Example 1--Expression and Purification of rfhSP-A Using a Solubility-Enhancing Moiety from the N-Terminal (NT) Fragment of a Spider Silk Protein

[0212] rfhSP-A with an N-terminal tag derived from spider silk protein (SEQ ID NO: 28) was successfully expressed in E. coli and purified with successful subsequent purification of rfhSP-A.

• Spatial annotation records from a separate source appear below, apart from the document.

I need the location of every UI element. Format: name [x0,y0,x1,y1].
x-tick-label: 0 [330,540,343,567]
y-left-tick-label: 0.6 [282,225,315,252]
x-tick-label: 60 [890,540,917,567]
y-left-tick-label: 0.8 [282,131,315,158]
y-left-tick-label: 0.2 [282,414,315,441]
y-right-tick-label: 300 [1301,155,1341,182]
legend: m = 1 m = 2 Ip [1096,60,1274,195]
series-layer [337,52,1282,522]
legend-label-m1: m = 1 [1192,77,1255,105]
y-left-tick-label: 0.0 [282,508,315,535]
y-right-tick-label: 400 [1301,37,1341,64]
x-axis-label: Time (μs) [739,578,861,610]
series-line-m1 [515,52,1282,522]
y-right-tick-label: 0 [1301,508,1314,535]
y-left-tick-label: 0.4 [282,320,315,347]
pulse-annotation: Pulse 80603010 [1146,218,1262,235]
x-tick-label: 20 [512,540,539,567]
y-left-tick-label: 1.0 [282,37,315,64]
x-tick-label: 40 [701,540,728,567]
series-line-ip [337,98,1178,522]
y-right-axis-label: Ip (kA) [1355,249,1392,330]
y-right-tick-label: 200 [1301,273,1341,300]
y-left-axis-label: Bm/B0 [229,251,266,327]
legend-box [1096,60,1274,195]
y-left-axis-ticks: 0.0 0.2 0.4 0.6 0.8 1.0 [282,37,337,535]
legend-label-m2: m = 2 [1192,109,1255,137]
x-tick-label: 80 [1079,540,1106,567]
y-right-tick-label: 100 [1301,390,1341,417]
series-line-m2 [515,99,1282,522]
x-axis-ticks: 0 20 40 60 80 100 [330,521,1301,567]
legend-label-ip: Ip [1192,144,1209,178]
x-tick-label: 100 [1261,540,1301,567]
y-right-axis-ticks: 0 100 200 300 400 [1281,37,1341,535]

TABLE-US-00017 SEQ ID NO: 28 MGHHHHHHMSHTTPWTNPGLAENFMNSFMQGLSSMPGFTASQLDKMST IAQSMVQSIQSLAAQGRTSPNDLQALNMAFASSMAEIAASEEGGGSLS TKTSSIASAMSNAFLQTTGVVNQPFINEITQLVSMFAQAGMNDVSAGN SALEVLFQGPGIPGECGEKGEPGERGPPGLPAHLDEELQATLHDFRHQ ILQTRGALSLQGSIMTVGEKVFSSNGQSITFDAIQEACARAGGRIAVP RNPEENEAIASFVKKYNTYAYVGLTEGPSPGDFRYSDGTPVNYTNWYR GEPAGRGKEQCVEMYTDGQWNDRNCLYSRLTICEF Italic-His purification tag Standard-Solubility enhancing moiety Underline-cleavage site Bold-rfhSP-A

[0213] FIG. 3 shows the analysis of protein by reduced SDS-PAGE with subsequent Coomassie staining (FIGS. 3A and B) or western blot analysis using an antibody directed against native human SP-A (FIG. 3C). Expression of rfhSP-A alone was unable to be detected by Coomassie staining (FIG. 3A). However, high levels of expression were obtained upon expression of rfhSP-A as a fusion protein with the NT solubility tag. Upon lysis of E. coli, the majority of NT-rfhSP-A was in the soluble fraction (compare insoluble and soluble). This allowed for efficient purification of NT-rfhSP-A. Subsequent removal of the NT tag allowed purification of rfhSP-A (FIG. 3B). Protein identity was confirmed by western blot analysis (FIG. 3C).

[0214] Accordingly, the present method enables the expression of NT-rfhSP-A where rfh-SPA could not be expressed alone.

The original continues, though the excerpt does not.